In his chapter titled, “U.S. Presidents: A Steady Progression of Progressives,” Beck treats us to his list of the “Top Ten Bastards of All Time.” The occupants of that list, in ascending order, are Pol Pot, Robert Mugabe, Teddy Roosevelt, Bernie Madoff, Adolf Hitler, Keith Olbermann, Pontius Pilate, FDR, Tiger Woods, and Woodrow Wilson. That's right, in Beck's book, mass slaughter of millions of innocents makes you a less reprehensible person than the presidents who won both World Wars for the United States.
The whole reason the list exists is so Beck can go on an extended tirade against Woodrow Wilson, who earned the top spot because he "[s]hredded our First Amendment by arresting thousands of people for speaking against U.S. involvement in WWI." This, of course, is in reference to the Espionage Act of 1917 and the Sedition Act of 1918. And Beck is right -- both acts were horrible offenses against the First Amendment and resulted in the unjust imprisonment of many Americans, including, ironically, many members of socialist-leaning industrial unions that Beck finds so objectionable.
But if the Sedition Act was so heinous an offense as to make Wilson history's greatest “bastard,” then shouldn't John Adams be on Beck's list as well? After all, Adams signed into law the Alien and Sedition Acts of 1798, which made it illegal for anyone to “write, print, utter or publish” anything “false, scandalous and malicious” about the government. Does that not count as “shred[ing] the First Amendment”? You could even make the case that Adams was worse than Wilson, because he was actually there when the First Amendment was drafted and ratified.
That wouldn't fit into Beck's theology, though, which is borrowed from his intellectual guide, the discredited far-right conspiracy theorist W. Cleon Skousen, and will not entertain even the slightest criticism of the Founding Fathers.
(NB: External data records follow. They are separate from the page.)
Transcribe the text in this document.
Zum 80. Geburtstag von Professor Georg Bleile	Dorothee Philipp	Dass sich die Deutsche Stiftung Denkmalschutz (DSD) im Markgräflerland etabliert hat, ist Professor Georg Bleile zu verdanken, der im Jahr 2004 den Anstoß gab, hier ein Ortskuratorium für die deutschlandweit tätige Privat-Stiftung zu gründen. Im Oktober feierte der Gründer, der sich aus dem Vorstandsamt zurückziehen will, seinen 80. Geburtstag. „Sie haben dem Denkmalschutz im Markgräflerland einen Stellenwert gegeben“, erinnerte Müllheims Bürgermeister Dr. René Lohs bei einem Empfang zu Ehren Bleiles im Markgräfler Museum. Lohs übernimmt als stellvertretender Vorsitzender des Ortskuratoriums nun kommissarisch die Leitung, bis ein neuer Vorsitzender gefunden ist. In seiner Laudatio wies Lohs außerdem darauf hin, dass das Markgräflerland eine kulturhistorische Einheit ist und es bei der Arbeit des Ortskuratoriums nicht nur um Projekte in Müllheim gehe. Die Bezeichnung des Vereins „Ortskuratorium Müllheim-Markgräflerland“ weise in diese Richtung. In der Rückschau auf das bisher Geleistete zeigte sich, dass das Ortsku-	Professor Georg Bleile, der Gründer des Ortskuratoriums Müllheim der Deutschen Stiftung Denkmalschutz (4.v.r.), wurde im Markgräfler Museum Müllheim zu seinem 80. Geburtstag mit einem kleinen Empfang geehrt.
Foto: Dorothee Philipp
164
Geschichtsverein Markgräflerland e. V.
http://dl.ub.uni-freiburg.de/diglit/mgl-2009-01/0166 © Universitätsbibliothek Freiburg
In Beck's and Skousen's view, the Founders were divinely inspired and infallible, whereas Dwight Eisenhower was a communist and Woodrow Wilson was worse than Hitler.
But in fairness to Beck, if he had included John Adams, that wouldn't have left room on the list for Tiger Woods, who's on there because "[h]e's got a Swedish-supermodel wife, a gazillion dollars, and he plays golf for a living... bastard!"